Scaling-up Aldol Condensation Reaction in Flow Reactor for Branched Bio-Lubricant Base Oil Production

Researcher(s)

  • Mahdi Al Ismail, Chemical Engineering, University of Delaware

Faculty Mentor(s)

  • Tejas Goculdas, Chemical and Biomolecular Engineering, University of Delaware
  • Sunitha Sadula, Chemical and Biomolecular Engineering, University of Delaware

Abstract

The production of renewable lubricant base oils has garnered substantial attention due to their potential to mitigate environmental challenges posed by petroleum-derived feedstocks. Our group recently demonstrated a two-step synthesis for renewable base oils starting from 12-tricosanone and furfural. Shifting the first step of this synthesis yielding C28 and C33 intermediates (done through aldol condensation) to a flow reactor is desirable due to its favorable economics compared to the batch scale. Therefore, this research project focused on operating a plug flow reactor to facilitate the aldol condensation (AC) reaction. Following a framework adapted from Norton et al., the AC reaction was replicated to gain a comprehensive understanding of the reaction and its products. The design of the flow reactor was meticulously planned, and all necessary components were assembled, including tubing fittings, heating, and reactor coils. Throughout the experimentation process, overcoming obstacles lead to crucial modifications in the flow reactor design. Introducing Furfural/methanol into the system through the HPLC pump and loading the heated syringe pump with the 12-tricosanone/sodium hydroxide/methanol solution demonstrated noteworthy improvements in system efficiency. After observing low yields of C33 furan, the system was adjusted to introduce fresh furfural between the reaction coils to produce an equilibrium shift towards the desired heavier products.

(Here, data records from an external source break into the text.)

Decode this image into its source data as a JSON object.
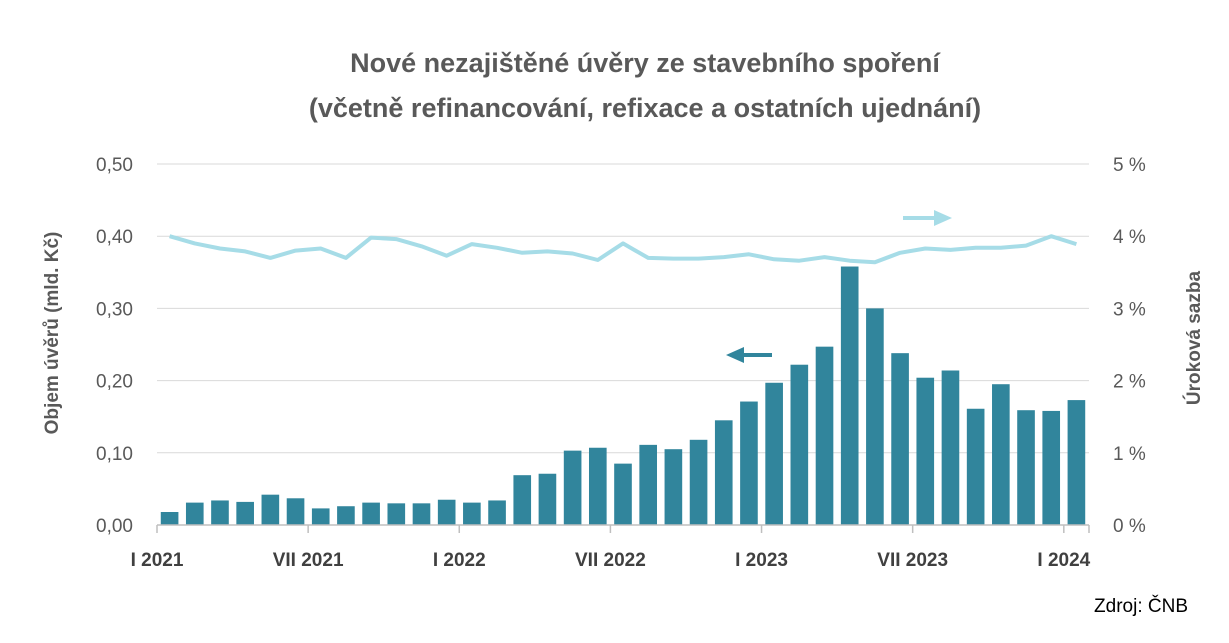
{
  "chart_data": {
    "type": "bar+line",
    "title": "Nové nezajištěné úvěry ze stavebního spoření",
    "subtitle": "(včetně refinancování, refixace a ostatních ujednání)",
    "ylabel_left": "Objem úvěrů (mld. Kč)",
    "ylabel_right": "Úroková sazba",
    "ylim_left": [
      0,
      0.5
    ],
    "ylim_right": [
      0,
      5
    ],
    "yticks_left": [
      "0,00",
      "0,10",
      "0,20",
      "0,30",
      "0,40",
      "0,50"
    ],
    "yticks_right": [
      "0 %",
      "1 %",
      "2 %",
      "3 %",
      "4 %",
      "5 %"
    ],
    "x_tick_labels": [
      "I 2021",
      "VII 2021",
      "I 2022",
      "VII 2022",
      "I 2023",
      "VII 2023",
      "I 2024"
    ],
    "x_tick_indices": [
      0,
      6,
      12,
      18,
      24,
      30,
      36
    ],
    "categories": [
      "I 2021",
      "II 2021",
      "III 2021",
      "IV 2021",
      "V 2021",
      "VI 2021",
      "VII 2021",
      "VIII 2021",
      "IX 2021",
      "X 2021",
      "XI 2021",
      "XII 2021",
      "I 2022",
      "II 2022",
      "III 2022",
      "IV 2022",
      "V 2022",
      "VI 2022",
      "VII 2022",
      "VIII 2022",
      "IX 2022",
      "X 2022",
      "XI 2022",
      "XII 2022",
      "I 2023",
      "II 2023",
      "III 2023",
      "IV 2023",
      "V 2023",
      "VI 2023",
      "VII 2023",
      "VIII 2023",
      "IX 2023",
      "X 2023",
      "XI 2023",
      "XII 2023",
      "I 2024"
    ],
    "series": [
      {
        "kind": "bar",
        "axis": "left",
        "color": "#31859C",
        "values": [
          0.018,
          0.031,
          0.034,
          0.032,
          0.042,
          0.037,
          0.023,
          0.026,
          0.031,
          0.03,
          0.03,
          0.035,
          0.031,
          0.034,
          0.069,
          0.071,
          0.103,
          0.107,
          0.085,
          0.111,
          0.105,
          0.118,
          0.145,
          0.171,
          0.197,
          0.222,
          0.247,
          0.358,
          0.3,
          0.238,
          0.204,
          0.214,
          0.161,
          0.195,
          0.159,
          0.158,
          0.173
        ]
      },
      {
        "kind": "line",
        "axis": "right",
        "color": "#A6DCE7",
        "values": [
          4.0,
          3.9,
          3.83,
          3.79,
          3.7,
          3.8,
          3.83,
          3.7,
          3.98,
          3.96,
          3.86,
          3.73,
          3.89,
          3.84,
          3.77,
          3.79,
          3.76,
          3.67,
          3.9,
          3.7,
          3.69,
          3.69,
          3.71,
          3.75,
          3.68,
          3.66,
          3.71,
          3.66,
          3.64,
          3.77,
          3.83,
          3.81,
          3.84,
          3.84,
          3.87,
          4.0,
          3.89
        ]
      }
    ],
    "annotations": [
      {
        "type": "arrow",
        "direction": "left",
        "refers_to": "left-axis",
        "color": "#31859C"
      },
      {
        "type": "arrow",
        "direction": "right",
        "refers_to": "right-axis",
        "color": "#A6DCE7"
      }
    ],
    "grid": true,
    "legend": "none"
  },
  "source_label": "Zdroj: ČNB"
}
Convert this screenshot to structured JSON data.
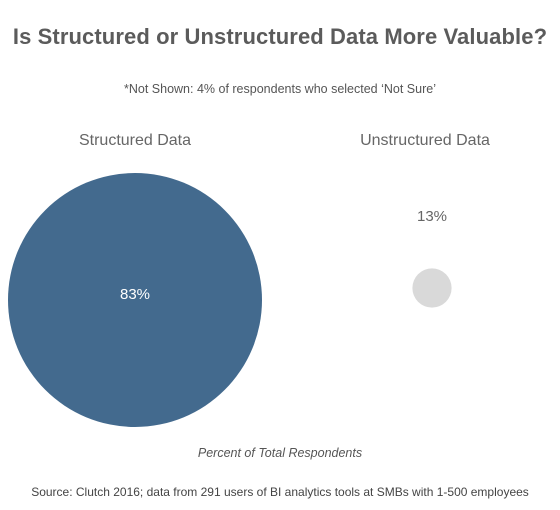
{
  "chart_data": {
    "type": "bubble",
    "title": "Is Structured or Unstructured Data More Valuable?",
    "subtitle": "*Not Shown: 4% of respondents who selected ‘Not Sure’",
    "categories": [
      "Structured Data",
      "Unstructured Data"
    ],
    "values": [
      83,
      13
    ],
    "value_labels": [
      "83%",
      "13%"
    ],
    "unit": "%",
    "colors": [
      "#436a8e",
      "#d9d9d9"
    ],
    "xlabel": "Percent of Total Respondents",
    "legend": "none",
    "grid": false
  },
  "source": "Source: Clutch 2016; data from 291 users of BI analytics tools at SMBs with 1-500 employees"
}
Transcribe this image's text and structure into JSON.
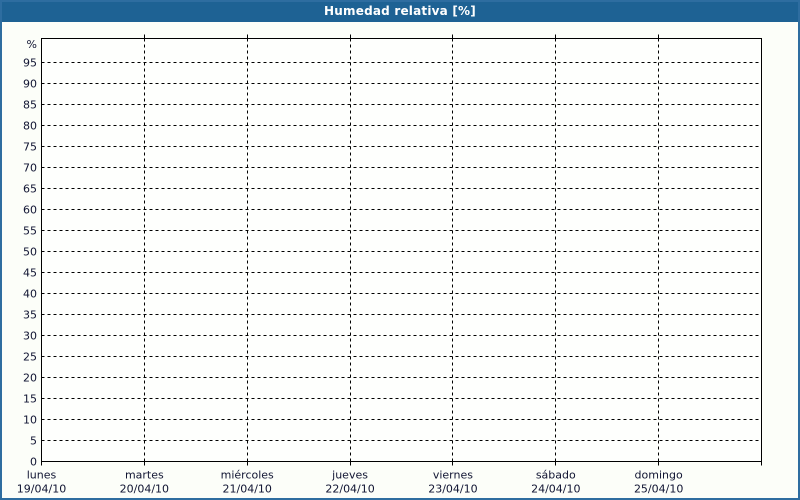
{
  "window": {
    "title": "Humedad relativa [%]"
  },
  "colors": {
    "titlebar_bg": "#1e6294",
    "window_border": "#2e6da0",
    "page_bg": "#fcfef9",
    "plot_bg": "#fefffd",
    "grid": "#000000",
    "axis": "#000000",
    "tick_label": "#101432",
    "title_text": "#ffffff"
  },
  "chart_data": {
    "type": "line",
    "title": "Humedad relativa [%]",
    "y_unit_label": "%",
    "ylim": [
      0,
      100
    ],
    "y_tick_step": 5,
    "y_ticks": [
      0,
      5,
      10,
      15,
      20,
      25,
      30,
      35,
      40,
      45,
      50,
      55,
      60,
      65,
      70,
      75,
      80,
      85,
      90,
      95
    ],
    "grid": true,
    "legend": "none",
    "x_days": [
      {
        "name": "lunes",
        "date": "19/04/10"
      },
      {
        "name": "martes",
        "date": "20/04/10"
      },
      {
        "name": "miércoles",
        "date": "21/04/10"
      },
      {
        "name": "jueves",
        "date": "22/04/10"
      },
      {
        "name": "viernes",
        "date": "23/04/10"
      },
      {
        "name": "sábado",
        "date": "24/04/10"
      },
      {
        "name": "domingo",
        "date": "25/04/10"
      }
    ],
    "series": []
  }
}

Additionally, increasing the residence time by incorporating more reactor coils and increasing the temperature resulted in encouraging yield data. Residence time was observed to be the most significant factor in producing more C33 product. The implications of this research project are promising, as the successful production of C28 and C33 furan intermediates with the flow reactor showcases the feasibility of large-scale production of renewable lubricant base oils. The findings from this study contribute valuable insights into the impact of relative reactant concentrations and residence time that can be used for future scale-up studies.